The sunsets got better. Not good — better. And somewhere around the fourteenth attempt, Vivian realized that “better” was the point. Not “good.” Not “right.” Just: better than yesterday.
She’d spent forty-three years in a profession where good meant correct, where better meant fewer errors, where the goal was a kind of perfection that left no room for the particular joy of being terrible at something on purpose.
She hung the fourteenth sunset in the kitchen and looked at it every morning while the coffee brewed. It was, by any objective measure, a bad painting. The colors bled. The horizon tilted. There was a bird in the corner that looked more like a comma than a creature.
She loved it the way you love a thing you made with your own hands when nobody was watching.
The hardest part wasn’t the painting. It wasn’t the porch. It wasn’t even the silence, which she’d eventually learned to sit inside the way she used to sit inside the office at 6:47 AM — with her eyes closed and her coffee cradled between her palms like something precious.
The hardest part was the phone.
She checked it six times a day. She’d never been a phone person — in forty-three years at Henderson, she’d kept it in her desk drawer and answered it with the enthusiasm of someone finding a spider in the bath. But now the phone was her only line back to a life that had been, for better or worse, the architecture of her identity.
She didn’t call the office. She’d promised herself that. Didn’t call Janet. Didn’t call Marcus. Didn’t call Derek, who still couldn’t clean the coffee maker properly and probably never would.
She waited.
And hated herself a little for waiting, because waiting implied that the thing she’d chosen — this porch, this silence, this beautiful terrible freedom — wasn’t enough. That she needed someone to tell her the office was still standing. That the returns were filed. That the world hadn’t ended because Vivian Hartley had put down her pen and walked into the April night.

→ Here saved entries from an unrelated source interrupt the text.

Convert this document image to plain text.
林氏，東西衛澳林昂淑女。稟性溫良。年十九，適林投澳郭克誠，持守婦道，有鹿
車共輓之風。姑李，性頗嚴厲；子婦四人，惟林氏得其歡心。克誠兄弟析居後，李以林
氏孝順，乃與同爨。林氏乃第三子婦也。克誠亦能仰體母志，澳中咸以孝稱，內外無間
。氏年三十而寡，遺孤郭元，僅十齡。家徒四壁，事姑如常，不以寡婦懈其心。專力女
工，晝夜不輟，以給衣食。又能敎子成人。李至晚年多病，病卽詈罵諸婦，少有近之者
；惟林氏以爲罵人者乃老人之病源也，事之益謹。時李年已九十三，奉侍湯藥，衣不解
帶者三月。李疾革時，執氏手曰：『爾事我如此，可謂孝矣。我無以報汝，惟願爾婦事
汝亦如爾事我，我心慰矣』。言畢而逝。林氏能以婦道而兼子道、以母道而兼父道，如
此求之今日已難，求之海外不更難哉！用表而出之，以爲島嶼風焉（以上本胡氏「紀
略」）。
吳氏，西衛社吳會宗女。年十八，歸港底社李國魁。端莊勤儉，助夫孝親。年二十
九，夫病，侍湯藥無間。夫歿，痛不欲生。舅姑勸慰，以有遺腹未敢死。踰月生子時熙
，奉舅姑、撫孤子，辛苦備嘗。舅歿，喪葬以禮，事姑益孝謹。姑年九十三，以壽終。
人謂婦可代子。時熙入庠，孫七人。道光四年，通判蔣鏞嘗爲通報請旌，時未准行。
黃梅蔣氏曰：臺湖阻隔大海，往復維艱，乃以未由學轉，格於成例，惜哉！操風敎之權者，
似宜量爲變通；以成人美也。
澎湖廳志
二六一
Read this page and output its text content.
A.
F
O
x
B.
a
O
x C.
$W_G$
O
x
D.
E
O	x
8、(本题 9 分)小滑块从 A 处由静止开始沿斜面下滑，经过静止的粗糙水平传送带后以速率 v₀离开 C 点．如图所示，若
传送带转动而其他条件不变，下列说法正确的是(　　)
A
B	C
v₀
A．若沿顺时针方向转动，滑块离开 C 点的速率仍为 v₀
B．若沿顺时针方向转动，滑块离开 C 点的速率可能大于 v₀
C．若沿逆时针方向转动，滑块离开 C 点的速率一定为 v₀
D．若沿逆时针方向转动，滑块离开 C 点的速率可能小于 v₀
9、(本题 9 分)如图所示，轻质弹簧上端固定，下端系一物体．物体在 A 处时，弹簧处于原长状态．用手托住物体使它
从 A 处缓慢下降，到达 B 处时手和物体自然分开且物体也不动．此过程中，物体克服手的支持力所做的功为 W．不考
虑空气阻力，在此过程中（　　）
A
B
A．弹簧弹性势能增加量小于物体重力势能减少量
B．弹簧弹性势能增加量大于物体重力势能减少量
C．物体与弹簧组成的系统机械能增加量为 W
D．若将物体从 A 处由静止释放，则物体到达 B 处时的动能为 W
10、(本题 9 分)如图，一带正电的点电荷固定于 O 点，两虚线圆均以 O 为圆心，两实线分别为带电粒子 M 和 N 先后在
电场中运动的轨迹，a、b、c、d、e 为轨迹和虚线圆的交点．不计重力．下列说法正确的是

But the phone stayed quiet.
Until it didn’t.
The message arrived at 11:07 PM on April 14th.
I’m doing it.
Three words. No context. No greeting. No sign-off. Just the raw fact of a young woman sitting in a dark office, surrounded by other people’s years, telling the only person who would understand.
Vivian stared at the screen for a very long time. The porch was dark. The water was invisible — you could only hear it, a soft persistent shushing, like the world trying to tell you a secret it didn’t have words for.
She thought about Claire. Not the Claire she’d left behind — uncertain, sticky-note-dependent, heels that didn’t click yet — but the Claire who would send a message like this. Direct. No apology. No question mark. Just: I’m doing it.
That was a person who had found her own quiet.
Vivian typed and deleted three responses. The first was too long. The second was too careful. The third was the one she should have sent first.
I know you are, honey. I’ve always known.
She sent it. Then added: The painting I finished today is truly terrible. But joyful. That counts for something.
And then, because some things need to be said by the people who’ve earned the right to say them: Go home. Sleep. The forms will still be there in the morning.
She put the phone down. Looked out at the dark water.
For the first time since she’d left, the porch felt exactly the right size.
Six weeks later, a package arrived at Henderson & Associates. Inside: a small painting of a sunset — the fifteenth attempt, the first one Vivian considered “not terrible.” The colors still bled. The horizon still tilted. The bird in the corner still looked like punctuation.
Taped to the back, in familiar handwriting:
“For your monitor. Right next to the sticky notes. This one’s from me.
You don’t need the breadcrumbs anymore, honey. But it never hurts to know the forest has a sunset.
—V”
Claire pinned it to her monitor without saying a word. Sam asked what it was. She said it was a sunset.
“It’s a really bad sunset,” Sam observed.
“I know,” Claire said. “That’s why it’s perfect.”